Can you please explain how I would solve these questions?
1) Which point is 2 units from the line 12x-9y-5=0?
a)(8,3)
b)(7/6, -7/3)
c)(14,6)
d)(1,1)
2.) Which of the following sets of vectors spans R2:
a) {(1,1),(-2,-2)}
b) {(1,1),(1,2)}
c) {(1,2),(1/2,2)}
d) {(-1,1),(1,-1)}
For any point (a,b)
|12a - 9b - 5| /√(144+81) = 2
12a - 9b - 5 = 30
12a - 9b = 35
Now test which ordered pair satisfies this linear equation.
Sure! Let's break down each question and explain how to solve them.
1) Which point is 2 units from the line 12x-9y-5=0?
To solve this question, we can use the distance formula between a point and a line. The distance formula between a point (x1, y1) and a line Ax + By + C = 0 is given by:
Distance = |Ax1 + By1 + C| / √(A^2 + B^2)
Here, A = 12, B = -9, C = -5. We need to find which point among the options is 2 units away from this line.
For each point (x, y) in the options, substitute the values of x and y into the distance formula and check if the result is equal to 2.
Let's calculate the distances:
a) (8,3):
Distance = |12(8) - 9(3) - 5| / √(12^2 + (-9)^2)
Distance = |96 - 27 - 5| / √(144 + 81)
Distance = |64| / √(225)
Distance = 64 / 15
The distance is not equal to 2, so point (8,3) is not the answer.
b) (7/6, -7/3):
Distance = |12(7/6) - 9(-7/3) - 5| / √(12^2 + (-9)^2)
Distance = |14 - 21/2 - 5| / √(144 + 81)
Distance = |28 - 21 - 10| / √(225)
Distance = 3 / 15
The distance is equal to 1/5, so point (7/6, -7/3) is not the answer.
c) (14,6):
Distance = |12(14) - 9(6) - 5| / √(12^2 + (-9)^2)
Distance = |168 - 54 - 5| / √(144 + 81)
Distance = |109| / √(225)
Distance = 109 / 15
The distance is not equal to 2, so point (14,6) is not the answer.
d) (1,1):
Distance = |12(1) - 9(1) - 5| / √(12^2 + (-9)^2)

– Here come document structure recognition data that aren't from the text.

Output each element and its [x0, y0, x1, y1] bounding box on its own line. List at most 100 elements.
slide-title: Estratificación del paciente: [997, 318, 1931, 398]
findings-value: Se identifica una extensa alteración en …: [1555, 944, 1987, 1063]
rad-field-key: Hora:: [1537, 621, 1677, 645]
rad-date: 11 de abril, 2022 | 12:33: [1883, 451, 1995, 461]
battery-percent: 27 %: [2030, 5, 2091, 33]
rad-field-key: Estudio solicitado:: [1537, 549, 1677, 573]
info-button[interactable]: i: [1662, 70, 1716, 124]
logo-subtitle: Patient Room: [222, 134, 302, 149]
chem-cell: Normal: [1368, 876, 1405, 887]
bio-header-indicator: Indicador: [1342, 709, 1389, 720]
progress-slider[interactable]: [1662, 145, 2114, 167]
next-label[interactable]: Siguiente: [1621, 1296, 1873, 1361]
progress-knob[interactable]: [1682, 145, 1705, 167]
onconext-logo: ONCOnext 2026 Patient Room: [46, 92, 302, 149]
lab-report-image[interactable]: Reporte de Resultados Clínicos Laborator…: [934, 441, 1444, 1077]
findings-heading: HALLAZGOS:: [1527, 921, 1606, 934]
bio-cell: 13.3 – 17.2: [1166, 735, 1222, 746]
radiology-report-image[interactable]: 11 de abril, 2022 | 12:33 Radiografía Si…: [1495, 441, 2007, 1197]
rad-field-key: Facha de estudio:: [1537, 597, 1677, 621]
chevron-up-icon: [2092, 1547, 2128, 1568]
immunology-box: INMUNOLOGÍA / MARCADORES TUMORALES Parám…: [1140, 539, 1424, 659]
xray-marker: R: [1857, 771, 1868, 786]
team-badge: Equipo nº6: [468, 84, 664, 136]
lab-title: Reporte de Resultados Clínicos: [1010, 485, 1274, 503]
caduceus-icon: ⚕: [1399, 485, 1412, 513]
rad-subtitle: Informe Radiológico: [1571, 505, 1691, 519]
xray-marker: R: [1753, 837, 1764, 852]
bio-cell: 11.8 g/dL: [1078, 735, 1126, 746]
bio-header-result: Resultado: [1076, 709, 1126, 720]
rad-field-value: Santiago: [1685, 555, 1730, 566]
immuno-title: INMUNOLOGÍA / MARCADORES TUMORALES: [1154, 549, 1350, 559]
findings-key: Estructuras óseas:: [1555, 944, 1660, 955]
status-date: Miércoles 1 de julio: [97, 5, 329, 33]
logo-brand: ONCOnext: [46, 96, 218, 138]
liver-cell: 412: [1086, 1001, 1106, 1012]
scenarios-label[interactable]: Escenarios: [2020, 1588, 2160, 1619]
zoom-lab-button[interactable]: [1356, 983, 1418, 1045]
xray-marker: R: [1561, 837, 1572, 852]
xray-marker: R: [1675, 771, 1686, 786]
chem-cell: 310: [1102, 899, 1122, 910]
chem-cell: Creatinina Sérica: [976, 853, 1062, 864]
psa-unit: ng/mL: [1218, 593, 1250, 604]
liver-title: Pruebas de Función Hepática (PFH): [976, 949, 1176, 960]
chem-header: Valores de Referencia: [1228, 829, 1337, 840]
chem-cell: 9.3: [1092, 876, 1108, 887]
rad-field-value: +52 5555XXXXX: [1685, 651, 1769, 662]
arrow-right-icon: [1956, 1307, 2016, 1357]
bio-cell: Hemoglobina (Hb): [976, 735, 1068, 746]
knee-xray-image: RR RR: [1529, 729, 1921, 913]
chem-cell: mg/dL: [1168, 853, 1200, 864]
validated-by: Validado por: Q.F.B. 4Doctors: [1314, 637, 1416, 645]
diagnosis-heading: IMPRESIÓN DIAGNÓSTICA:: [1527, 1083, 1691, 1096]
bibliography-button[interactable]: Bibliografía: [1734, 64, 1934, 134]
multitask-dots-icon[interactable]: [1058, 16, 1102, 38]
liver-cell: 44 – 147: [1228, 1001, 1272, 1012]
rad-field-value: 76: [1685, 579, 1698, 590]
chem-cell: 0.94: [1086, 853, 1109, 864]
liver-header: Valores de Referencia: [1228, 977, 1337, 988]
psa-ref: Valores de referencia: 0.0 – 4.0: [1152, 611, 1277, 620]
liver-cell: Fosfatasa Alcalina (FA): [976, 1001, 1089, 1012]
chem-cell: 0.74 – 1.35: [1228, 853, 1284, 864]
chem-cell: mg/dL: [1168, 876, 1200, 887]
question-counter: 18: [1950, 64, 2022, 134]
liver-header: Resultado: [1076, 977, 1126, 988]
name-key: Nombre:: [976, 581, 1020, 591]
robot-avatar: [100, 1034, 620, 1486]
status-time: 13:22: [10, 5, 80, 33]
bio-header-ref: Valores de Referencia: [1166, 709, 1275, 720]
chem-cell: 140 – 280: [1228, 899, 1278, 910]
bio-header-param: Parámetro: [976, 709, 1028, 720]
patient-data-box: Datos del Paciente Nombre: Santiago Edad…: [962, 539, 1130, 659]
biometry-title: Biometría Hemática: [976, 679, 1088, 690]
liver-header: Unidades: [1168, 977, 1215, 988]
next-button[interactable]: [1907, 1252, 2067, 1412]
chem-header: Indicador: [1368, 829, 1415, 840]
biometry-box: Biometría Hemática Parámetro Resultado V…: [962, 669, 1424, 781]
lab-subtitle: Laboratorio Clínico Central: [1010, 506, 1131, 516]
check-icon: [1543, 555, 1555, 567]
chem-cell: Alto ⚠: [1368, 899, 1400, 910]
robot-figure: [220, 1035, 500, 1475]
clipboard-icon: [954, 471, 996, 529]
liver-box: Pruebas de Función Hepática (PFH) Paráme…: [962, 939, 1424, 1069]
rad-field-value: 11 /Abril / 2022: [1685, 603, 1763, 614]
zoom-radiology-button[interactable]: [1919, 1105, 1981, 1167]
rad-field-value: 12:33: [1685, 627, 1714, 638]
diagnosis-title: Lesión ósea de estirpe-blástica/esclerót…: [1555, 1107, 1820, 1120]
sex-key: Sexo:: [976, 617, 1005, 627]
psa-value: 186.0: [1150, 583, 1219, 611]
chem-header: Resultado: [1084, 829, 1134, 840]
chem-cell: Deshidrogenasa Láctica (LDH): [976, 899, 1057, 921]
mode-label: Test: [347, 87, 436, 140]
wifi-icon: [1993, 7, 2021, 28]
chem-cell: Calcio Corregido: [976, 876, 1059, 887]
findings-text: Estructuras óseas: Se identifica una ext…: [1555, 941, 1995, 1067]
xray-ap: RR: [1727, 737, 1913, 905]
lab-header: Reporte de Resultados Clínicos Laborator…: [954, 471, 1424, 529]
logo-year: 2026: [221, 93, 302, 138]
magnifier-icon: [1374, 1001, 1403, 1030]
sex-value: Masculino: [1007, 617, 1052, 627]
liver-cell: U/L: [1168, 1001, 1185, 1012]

Distance = |12 - 9 - 5| / √(144 + 81)
Distance = |-2| / √(225)
Distance = 2 / 15
The distance is not equal to 2, so point (1,1) is not the answer.
None of the given points (a, b, c, d) is 2 units away from the line 12x-9y-5=0. Therefore, the answer is none of the above.
2) Which of the following sets of vectors spans R2?
To determine which set of vectors spans R2, we need to check if any linear combination of vectors from the set can produce any vector in R2.
a) {(1,1),(-2,-2)}:
We can check if any vector (x, y) in R2 can be obtained as a linear combination of (1,1) and (-2,-2). Solve the system of equations:
x(1,1) + y(-2,-2) = (x, y)
This system can be written as:
x - 2y = x
x - 2y = y
In both cases, we can see that no matter what values of x and y are chosen, the system of equations cannot be satisfied. Therefore, the set {(1,1),(-2,-2)} does not span R2.
b) {(1,1),(1,2)}:
Using the same approach as before, we need to check if any vector (x, y) in R2 can be obtained as a linear combination of (1,1) and (1,2). Solve:
x(1,1) + y(1,2) = (x, y)
This system can be written as:
x + y = x
x + 2y = y
Again, no matter what values of x and y are chosen, the system of equations cannot be satisfied. Therefore, the set {(1,1),(1,2)} does not span R2.
c) {(1,2),(1/2,2)}:
We can check if any vector (x, y) in R2 can be obtained as a linear combination of (1,2) and (1/2,2). Solve:
x(1,2) + y(1/2,2) = (x, y)
This system can be written as:
x + (1/2)y = x
2x + 2y = y
Once again, no matter what values of x and y are chosen, the system of equations cannot be satisfied. Therefore, the set {(1,2),(1/2,2)} does not span R2.
d) {(-1,1),(1,-1)}:
Check if any vector (x, y) in R2 can be obtained as a linear combination of (-1,1) and (1,-1). Solve:
x(-1,1) + y(1,-1) = (x, y)
This system can be written as:
-x + y = x
x - y = y
Once again, the system of equations cannot be satisfied for any values of x and y. Therefore, the set {(-1,1),(1,-1)} does not span R2.
Based on the analysis above, none of the given sets of vectors (a, b, c, d) spans R2.